Because the beaver isn't just an animal; it's an ecosystem!

Day: May 8, 2018


The first day of any beaver conference I attended I always just hummed all over with a sense of comfort and well-being  to be surrounded by smarter people than I who knew why beavers mattered and could carry the message forward. On the morning of the second day I would feel a little like I had just joined a really important ‘club’ and together we were going to make a difference.

But by the afternoon of the second day I was invariably getting frustrated by people who looked at beavers as a “Means to an End“. These biologists and hydrologists valued the service of beavers – not the animals themselves. They surely hadn’t spent 100 mornings alone with them over a decade and learned how they explored, talked, argued and played.

There are few actors in this drama that understand that aspect of how I came to care about beavers. So I was delighted to come across this photo yesterday, which I think tells the beaver drama story better than any data ever could.

Beaver Breaking through the Ice: Edward Episcipo

I know we all think anthropormorphism is a thing to be avoided, but you truly cannot avoid attributing the feeling of PROUD to that amiably hard-working beaver who emerged from the dark frozen world by skill of his claws and teeth.
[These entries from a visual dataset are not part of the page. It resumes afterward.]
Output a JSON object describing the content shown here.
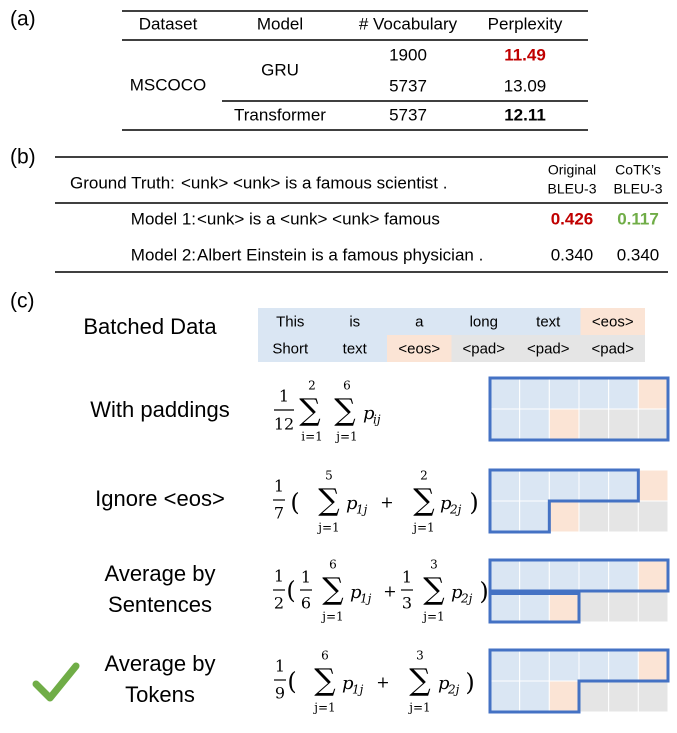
{
  "panel_a": {
    "label": "(a)",
    "header": [
      "Dataset",
      "Model",
      "# Vocabulary",
      "Perplexity"
    ],
    "dataset": "MSCOCO",
    "models": [
      {
        "name": "GRU",
        "rows": [
          [
            "1900",
            "11.49"
          ],
          [
            "5737",
            "13.09"
          ]
        ]
      },
      {
        "name": "Transformer",
        "rows": [
          [
            "5737",
            "12.11"
          ]
        ]
      }
    ]
  },
  "panel_b": {
    "label": "(b)",
    "ground_truth": {
      "label": "Ground Truth:",
      "text": "<unk> <unk> is a famous scientist ."
    },
    "columns": [
      [
        "Original",
        "BLEU-3"
      ],
      [
        "CoTK’s",
        "BLEU-3"
      ]
    ],
    "rows": [
      {
        "label": "Model 1:",
        "text": "<unk> is a <unk> <unk> famous",
        "scores": [
          "0.426",
          "0.117"
        ]
      },
      {
        "label": "Model 2:",
        "text": "Albert Einstein is a famous physician .",
        "scores": [
          "0.340",
          "0.340"
        ]
      }
    ]
  },
  "panel_c": {
    "label": "(c)",
    "batched": {
      "title": "Batched Data",
      "rows": [
        [
          "This",
          "is",
          "a",
          "long",
          "text",
          "<eos>"
        ],
        [
          "Short",
          "text",
          "<eos>",
          "<pad>",
          "<pad>",
          "<pad>"
        ]
      ]
    },
    "rows": [
      {
        "label": [
          "With paddings"
        ],
        "formula": [
          "1",
          "12",
          "∑",
          "2",
          "i=1",
          "∑",
          "6",
          "j=1",
          "p",
          "ij"
        ]
      },
      {
        "label": [
          "Ignore <eos>"
        ],
        "formula": [
          "1",
          "7",
          "(",
          "∑",
          "5",
          "j=1",
          "p",
          "1j",
          "+",
          "∑",
          "2",
          "j=1",
          "p",
          "2j",
          ")"
        ]
      },
      {
        "label": [
          "Average by",
          "Sentences"
        ],
        "formula": [
          "1",
          "2",
          "(",
          "1",
          "6",
          "∑",
          "6",
          "j=1",
          "p",
          "1j",
          "+",
          "1",
          "3",
          "∑",
          "3",
          "j=1",
          "p",
          "2j",
          ")"
        ]
      },
      {
        "label": [
          "Average by",
          "Tokens"
        ],
        "formula": [
          "1",
          "9",
          "(",
          "∑",
          "6",
          "j=1",
          "p",
          "1j",
          "+",
          "∑",
          "3",
          "j=1",
          "p",
          "2j",
          ")"
        ]
      }
    ]
  }
}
For days and months he has sat alone in the dark with his family, nothing to do but groom and nothing to eat but old gnawed twigs. And now he’s FREE!
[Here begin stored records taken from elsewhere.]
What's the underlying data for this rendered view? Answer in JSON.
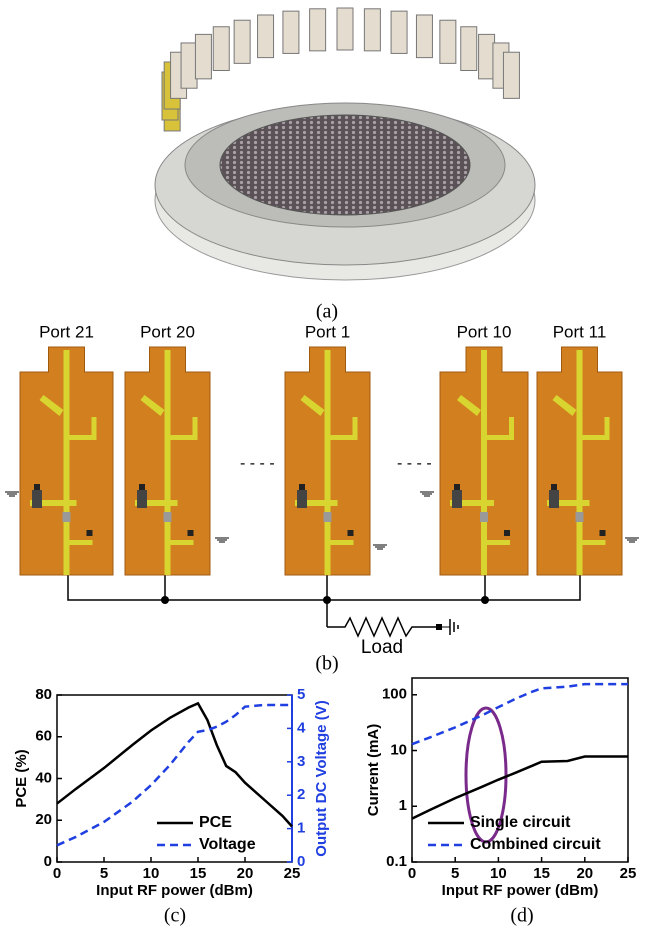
{
  "figure": {
    "panel_labels": [
      "(a)",
      "(b)",
      "(c)",
      "(d)"
    ],
    "ports": [
      "Port 21",
      "Port 20",
      "Port 1",
      "Port 10",
      "Port 11"
    ],
    "load": "Load"
  },
  "chart_data": [
    {
      "type": "line",
      "x_label": "Input RF power (dBm)",
      "y_label": "PCE (%)",
      "y2_label": "Output DC Voltage (V)",
      "x": [
        0,
        2,
        5,
        8,
        10,
        12,
        14,
        15,
        16,
        17,
        18,
        19,
        20,
        22,
        24,
        25
      ],
      "series": [
        {
          "name": "PCE",
          "color": "#000000",
          "style": "solid",
          "values": [
            28,
            35,
            45,
            56,
            63,
            69,
            74,
            76,
            68,
            56,
            46,
            43,
            38,
            30,
            22,
            17
          ]
        },
        {
          "name": "Voltage",
          "color": "#1f3fe0",
          "style": "dashed",
          "axis": "y2",
          "values": [
            0.5,
            0.75,
            1.2,
            1.8,
            2.3,
            2.9,
            3.6,
            3.9,
            3.95,
            4.05,
            4.2,
            4.4,
            4.65,
            4.7,
            4.7,
            4.7
          ]
        }
      ],
      "xlim": [
        0,
        25
      ],
      "xticks": [
        0,
        5,
        10,
        15,
        20,
        25
      ],
      "ylim": [
        0,
        80
      ],
      "yticks": [
        0,
        20,
        40,
        60,
        80
      ],
      "y2lim": [
        0,
        5
      ],
      "y2ticks": [
        0,
        1,
        2,
        3,
        4,
        5
      ],
      "y2_color": "#1f3fe0",
      "legend": "lower right"
    },
    {
      "type": "line",
      "x_label": "Input RF power (dBm)",
      "y_label": "Current (mA)",
      "log_y": true,
      "x": [
        0,
        2,
        5,
        8,
        10,
        12,
        14,
        15,
        18,
        20,
        25
      ],
      "series": [
        {
          "name": "Single circuit",
          "color": "#000000",
          "style": "solid",
          "values": [
            0.6,
            0.85,
            1.4,
            2.2,
            3,
            4,
            5.4,
            6.3,
            6.5,
            7.8,
            7.8
          ]
        },
        {
          "name": "Combined circuit",
          "color": "#1f3fe0",
          "style": "dashed",
          "values": [
            13,
            17,
            26,
            42,
            60,
            85,
            115,
            130,
            140,
            155,
            155
          ]
        }
      ],
      "xlim": [
        0,
        25
      ],
      "xticks": [
        0,
        5,
        10,
        15,
        20,
        25
      ],
      "ylim": [
        0.1,
        200
      ],
      "yticks": [
        0.1,
        1,
        10,
        100
      ],
      "legend": "lower right"
    }
  ]
}
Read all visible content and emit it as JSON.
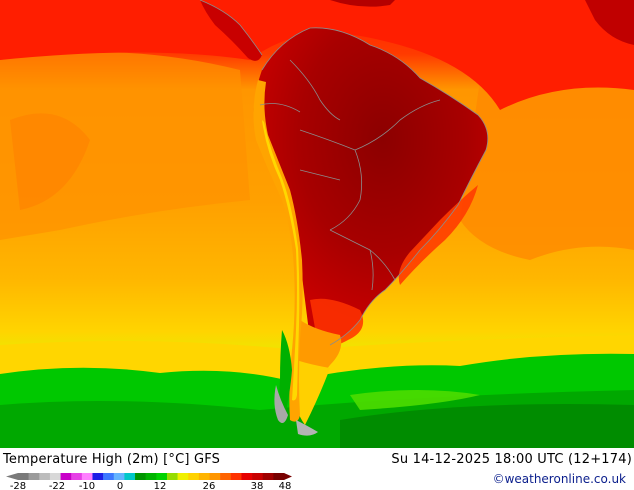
{
  "map": {
    "title": "Temperature High (2m) [°C] GFS",
    "valid_time": "Su 14-12-2025 18:00 UTC (12+174)",
    "credit": "©weatheronline.co.uk",
    "legend": {
      "ticks": [
        "-28",
        "-22",
        "-10",
        "0",
        "12",
        "26",
        "38",
        "48"
      ],
      "colors": [
        "#7a7a7a",
        "#9b9b9b",
        "#bcbcbc",
        "#d8d8d8",
        "#c800c8",
        "#e640e6",
        "#ff80ff",
        "#1e1ee6",
        "#3c78ff",
        "#64b4ff",
        "#00c8c8",
        "#009600",
        "#00b400",
        "#00d200",
        "#96dc00",
        "#f0f000",
        "#ffd200",
        "#ffb400",
        "#ff9600",
        "#ff6400",
        "#ff3200",
        "#e60000",
        "#c80000",
        "#a00000",
        "#780000"
      ]
    },
    "colors": {
      "ocean_warm": "#ff9a00",
      "ocean_mid": "#ffb400",
      "ocean_cool": "#ffd000",
      "tropics": "#ff2a00",
      "continent_hot": "#b40000",
      "continent_very_hot": "#8c0000",
      "southern_green": "#00c800",
      "deep_green": "#009000",
      "andes_gray": "#a0a0a0",
      "borders": "#8c8c8c"
    }
  }
}
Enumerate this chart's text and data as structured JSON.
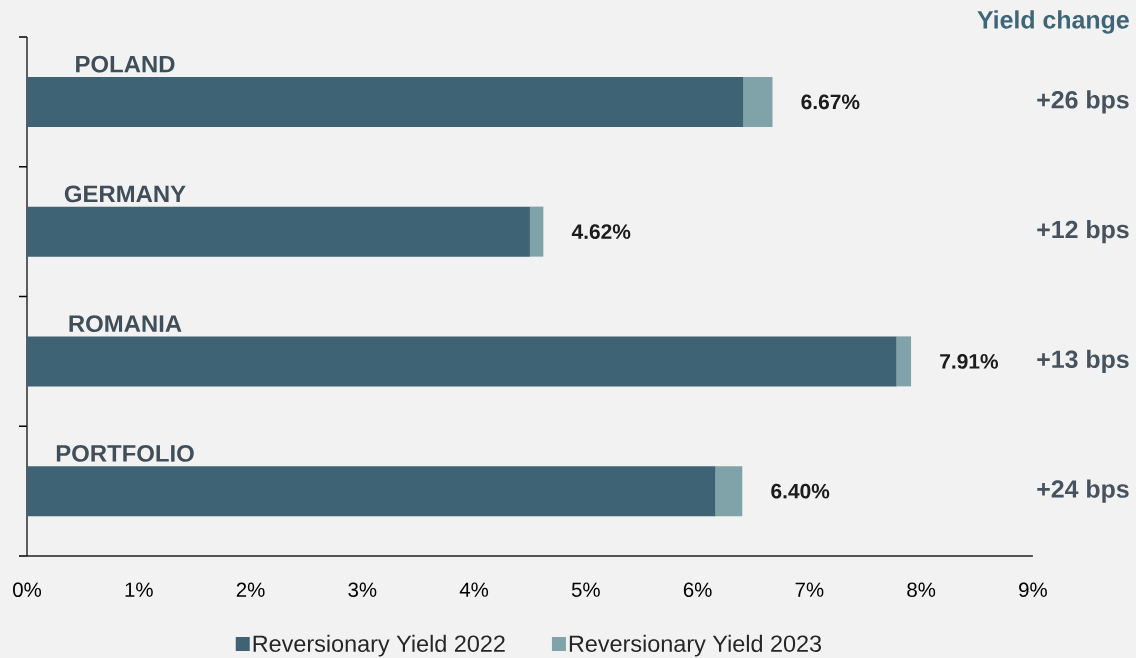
{
  "chart_data": {
    "type": "bar",
    "orientation": "horizontal",
    "stacked": true,
    "categories": [
      "POLAND",
      "GERMANY",
      "ROMANIA",
      "PORTFOLIO"
    ],
    "series": [
      {
        "name": "Reversionary Yield 2022",
        "color": "#3d6374",
        "values": [
          6.41,
          4.5,
          7.78,
          6.16
        ]
      },
      {
        "name": "Reversionary Yield 2023",
        "color": "#7fa3a8",
        "values": [
          0.26,
          0.12,
          0.13,
          0.24
        ]
      }
    ],
    "totals": [
      "6.67%",
      "4.62%",
      "7.91%",
      "6.40%"
    ],
    "xlim": [
      0,
      9
    ],
    "xticks": [
      {
        "value": 0,
        "label": "0%"
      },
      {
        "value": 1,
        "label": "1%"
      },
      {
        "value": 2,
        "label": "2%"
      },
      {
        "value": 3,
        "label": "3%"
      },
      {
        "value": 4,
        "label": "4%"
      },
      {
        "value": 5,
        "label": "5%"
      },
      {
        "value": 6,
        "label": "6%"
      },
      {
        "value": 7,
        "label": "7%"
      },
      {
        "value": 8,
        "label": "8%"
      },
      {
        "value": 9,
        "label": "9%"
      }
    ],
    "annotations": [
      "Yield change",
      "+26 bps",
      "+12 bps",
      "+13 bps",
      "+24 bps"
    ],
    "legend": "bottom"
  }
}
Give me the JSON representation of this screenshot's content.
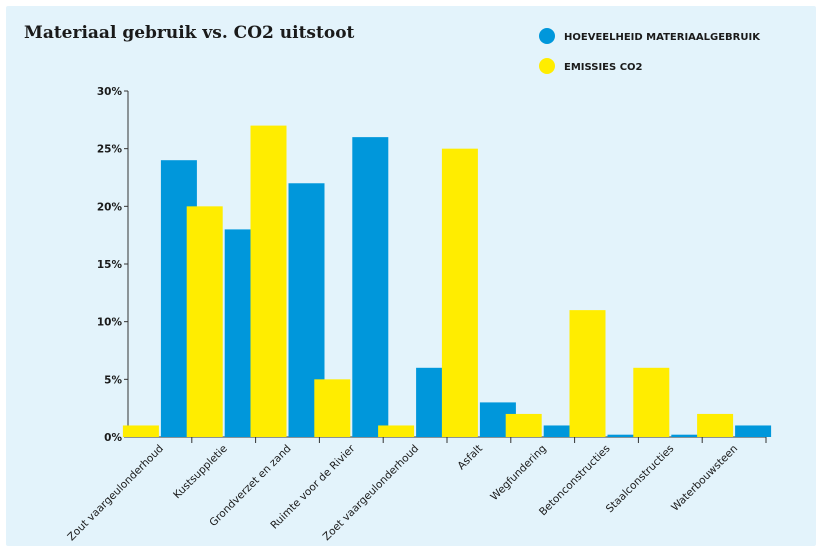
{
  "chart_data": {
    "type": "bar",
    "title": "Materiaal gebruik vs. CO2 uitstoot",
    "categories": [
      "Zout vaargeulonderhoud",
      "Kustsuppletie",
      "Grondverzet en zand",
      "Ruimte voor de Rivier",
      "Zoet vaargeulonderhoud",
      "Asfalt",
      "Wegfundering",
      "Betonconstructies",
      "Staalconstructies",
      "Waterbouwsteen"
    ],
    "series": [
      {
        "name": "EMISSIES CO2",
        "color": "#ffed00",
        "values": [
          1,
          20,
          27,
          5,
          1,
          25,
          2,
          11,
          6,
          2
        ]
      },
      {
        "name": "HOEVEELHEID MATERIAALGEBRUIK",
        "color": "#0097db",
        "values": [
          24,
          18,
          22,
          26,
          6,
          3,
          1,
          0.2,
          0.2,
          1
        ]
      }
    ],
    "ylim": [
      0,
      30
    ],
    "yticks": [
      "0%",
      "5%",
      "10%",
      "15%",
      "20%",
      "25%",
      "30%"
    ],
    "grid": false,
    "legend_position": "top-right",
    "legend_order": [
      1,
      0
    ]
  }
}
This photo was inexplicably the second prize winner of the recent Chesapeake Bay Foundation contest for 2018. The first prize went to a paddle boarder shot which I guess is explained by the fact that they are  more interested in humans using their waters than beavers.

But I love this photo as I have loved no others. I feel that it explains in a single wordless image what the hell I have been doing with my life since 2007. Beavers are mellow even when they do amazingly difficult things. Even when they face challenges like busting through the ice ceiling or living in an urban creek. They work cheerfully to get what they need and they don’t give up until it’s clearly time, and then they just move on to some other effort.

Beavers are cool.

Which brings us to this second photo today posted in the humbly-named periodical “Vancouver is Awesome”.
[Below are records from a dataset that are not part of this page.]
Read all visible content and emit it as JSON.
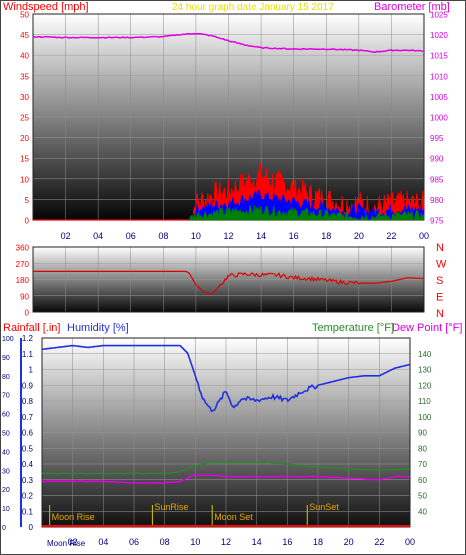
{
  "header": {
    "windspeed_label": "Windspeed [mph]",
    "graph_date": "24 hour graph date   January 15 2017",
    "barometer_label": "Barometer [mb]"
  },
  "colors": {
    "wind_red": "#ff0000",
    "wind_blue": "#0000ff",
    "wind_green": "#008000",
    "barometer": "#e000e0",
    "direction": "#e00000",
    "humidity": "#2030e0",
    "temperature": "#2a8a2a",
    "dewpoint": "#e000e0",
    "rainfall": "#ff0000",
    "date_label": "#e8e000",
    "moon_label": "#e8a800",
    "sun_label": "#d8c800"
  },
  "chart_data": [
    {
      "type": "line",
      "panel": "wind-barometer",
      "x_ticks": [
        "02",
        "04",
        "06",
        "08",
        "10",
        "12",
        "14",
        "16",
        "18",
        "20",
        "22",
        "00"
      ],
      "left_axis": {
        "label": "Windspeed [mph]",
        "range": [
          0,
          50
        ],
        "ticks": [
          "0",
          "5",
          "10",
          "15",
          "20",
          "25",
          "30",
          "35",
          "40",
          "45",
          "50"
        ]
      },
      "right_axis": {
        "label": "Barometer [mb]",
        "range": [
          975,
          1025
        ],
        "ticks": [
          "975",
          "980",
          "985",
          "990",
          "995",
          "1000",
          "1005",
          "1010",
          "1015",
          "1020",
          "1025"
        ]
      },
      "series": [
        {
          "name": "Barometer [mb]",
          "axis": "right",
          "x": [
            0,
            2,
            4,
            6,
            8,
            9,
            10,
            11,
            12,
            13,
            14,
            16,
            18,
            20,
            21,
            22,
            23,
            24
          ],
          "y": [
            1019.5,
            1019.3,
            1019.3,
            1019.3,
            1019.5,
            1020,
            1020.3,
            1019.7,
            1018.5,
            1017.5,
            1016.8,
            1016.5,
            1016.5,
            1016.2,
            1015.8,
            1016.2,
            1016.2,
            1016.0
          ]
        },
        {
          "name": "gust",
          "axis": "left",
          "x": [
            0,
            9.6,
            10,
            11,
            12,
            13,
            14,
            15,
            16,
            17,
            18,
            19,
            20,
            21,
            22,
            23,
            24
          ],
          "y": [
            0,
            0,
            4,
            6,
            7,
            9,
            11,
            9,
            8,
            6,
            5,
            4,
            4,
            3,
            4,
            4,
            4
          ]
        },
        {
          "name": "average",
          "axis": "left",
          "x": [
            0,
            9.6,
            10,
            11,
            12,
            13,
            14,
            15,
            16,
            17,
            18,
            19,
            20,
            21,
            22,
            23,
            24
          ],
          "y": [
            0,
            0,
            2.5,
            3.5,
            4,
            5,
            6,
            5,
            4.5,
            3.5,
            3,
            2,
            2.5,
            1.8,
            2.5,
            2.5,
            2.5
          ]
        },
        {
          "name": "low",
          "axis": "left",
          "x": [
            0,
            9.6,
            10,
            11,
            12,
            13,
            14,
            15,
            16,
            17,
            18,
            19,
            20,
            21,
            22,
            23,
            24
          ],
          "y": [
            0,
            0,
            1.2,
            1.5,
            2,
            2.2,
            2.5,
            2,
            1.8,
            1.5,
            1.2,
            0.8,
            1,
            0.6,
            1,
            1,
            1
          ]
        }
      ]
    },
    {
      "type": "line",
      "panel": "wind-direction",
      "x_ticks": [
        "02",
        "04",
        "06",
        "08",
        "10",
        "12",
        "14",
        "16",
        "18",
        "20",
        "22",
        "00"
      ],
      "left_axis": {
        "range": [
          0,
          360
        ],
        "ticks": [
          "0",
          "90",
          "180",
          "270",
          "360"
        ]
      },
      "right_labels": [
        "N",
        "W",
        "S",
        "E",
        "N"
      ],
      "series": [
        {
          "name": "direction",
          "x": [
            0,
            2,
            4,
            6,
            8,
            9.4,
            9.6,
            10,
            10.5,
            11,
            11.5,
            12,
            13,
            14,
            15,
            16,
            17,
            18,
            19,
            20,
            21,
            22,
            23,
            24
          ],
          "y": [
            225,
            225,
            225,
            225,
            225,
            225,
            215,
            150,
            110,
            100,
            150,
            200,
            210,
            205,
            205,
            190,
            185,
            175,
            165,
            160,
            160,
            170,
            190,
            185
          ]
        }
      ]
    },
    {
      "type": "line",
      "panel": "rain-humidity-temperature",
      "x_ticks": [
        "02",
        "04",
        "06",
        "08",
        "10",
        "12",
        "14",
        "16",
        "18",
        "20",
        "22",
        "00"
      ],
      "left_axis": {
        "label": "Rainfall [.in]",
        "range": [
          0,
          1.2
        ],
        "ticks": [
          "0",
          "0.1",
          "0.2",
          "0.3",
          "0.4",
          "0.5",
          "0.6",
          "0.7",
          "0.8",
          "0.9",
          "1",
          "1.1",
          "1.2"
        ]
      },
      "humidity_axis": {
        "label": "Humidity [%]",
        "range": [
          0,
          100
        ],
        "ticks": [
          "0",
          "10",
          "20",
          "30",
          "40",
          "50",
          "60",
          "70",
          "80",
          "90",
          "100"
        ]
      },
      "right_axis": {
        "label": "Temperature [°F]",
        "range": [
          30,
          150
        ],
        "ticks": [
          "40",
          "50",
          "60",
          "70",
          "80",
          "90",
          "100",
          "110",
          "120",
          "130",
          "140"
        ]
      },
      "dewpoint_label": "Dew Point [°F]",
      "series": [
        {
          "name": "Humidity [%]",
          "axis": "humidity",
          "x": [
            0,
            2,
            3,
            4,
            6,
            8,
            9,
            9.5,
            10,
            10.5,
            11,
            11.3,
            12,
            12.5,
            13,
            14,
            15,
            16,
            17,
            18,
            19,
            20,
            21,
            22,
            23,
            24
          ],
          "y": [
            94,
            96,
            95,
            96,
            96,
            96,
            96,
            92,
            80,
            68,
            62,
            63,
            72,
            63,
            68,
            67,
            69,
            67,
            72,
            75,
            77,
            79,
            80,
            80,
            84,
            86
          ]
        },
        {
          "name": "Temperature [°F]",
          "axis": "right",
          "x": [
            0,
            2,
            4,
            6,
            8,
            9,
            10,
            11,
            12,
            14,
            16,
            18,
            20,
            22,
            24
          ],
          "y": [
            64,
            64,
            64,
            64,
            64,
            65,
            69,
            71,
            71,
            71,
            70,
            68,
            67,
            66,
            67
          ]
        },
        {
          "name": "Dew Point [°F]",
          "axis": "right",
          "x": [
            0,
            2,
            4,
            6,
            8,
            9,
            10,
            11,
            12,
            14,
            16,
            18,
            20,
            22,
            23,
            24
          ],
          "y": [
            59,
            59,
            59,
            58,
            58,
            59,
            63,
            63,
            62,
            62,
            62,
            62,
            61,
            60,
            62,
            62
          ]
        },
        {
          "name": "Rainfall [.in]",
          "axis": "left",
          "x": [
            0,
            24
          ],
          "y": [
            0,
            0
          ]
        }
      ],
      "markers": [
        {
          "label": "Moon Rise",
          "hour": 0.5
        },
        {
          "label": "SunRise",
          "hour": 7.2
        },
        {
          "label": "Moon Set",
          "hour": 11.1
        },
        {
          "label": "SunSet",
          "hour": 17.3
        }
      ],
      "bottom_moon_label": "Moon Rise"
    }
  ]
}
Disoriented beaver gets washed up onto B.C. bridge deck amidst flooding

Road superintendent Jay Shumaker sees a lot of interesting stuff on the job for VSA Highway Maintenance, and he shared a story with us from yesterday over the phone.

It happened last night around 7:30 while he and his crew were monitoring a bridge about 10 kilometres west of Merritt, where you’ve likely heard there’s been flooding.

Out of nowhere, a large beaver got “tossed up onto the bridge deck” after floating from somewhere upstream.

The creature looked disoriented and began walking around in circles, trying to figure out what had just happened to it.Eventually it found its way over a berm the crew had put into place and back to the edge of the creek, where it jumped into the water and continued to get hauled downstream.

While people are being asked to evacuate by the government as water levels rise, the beavers also seem to be getting displaced – albeit a little more aggressively – by Mother Nature.

Why did the beaver cross the bridge?

To get to the other side, of course.. Because even when it’s flooding and you get thrown onto the cement you just keep going. That’s just what beavers do.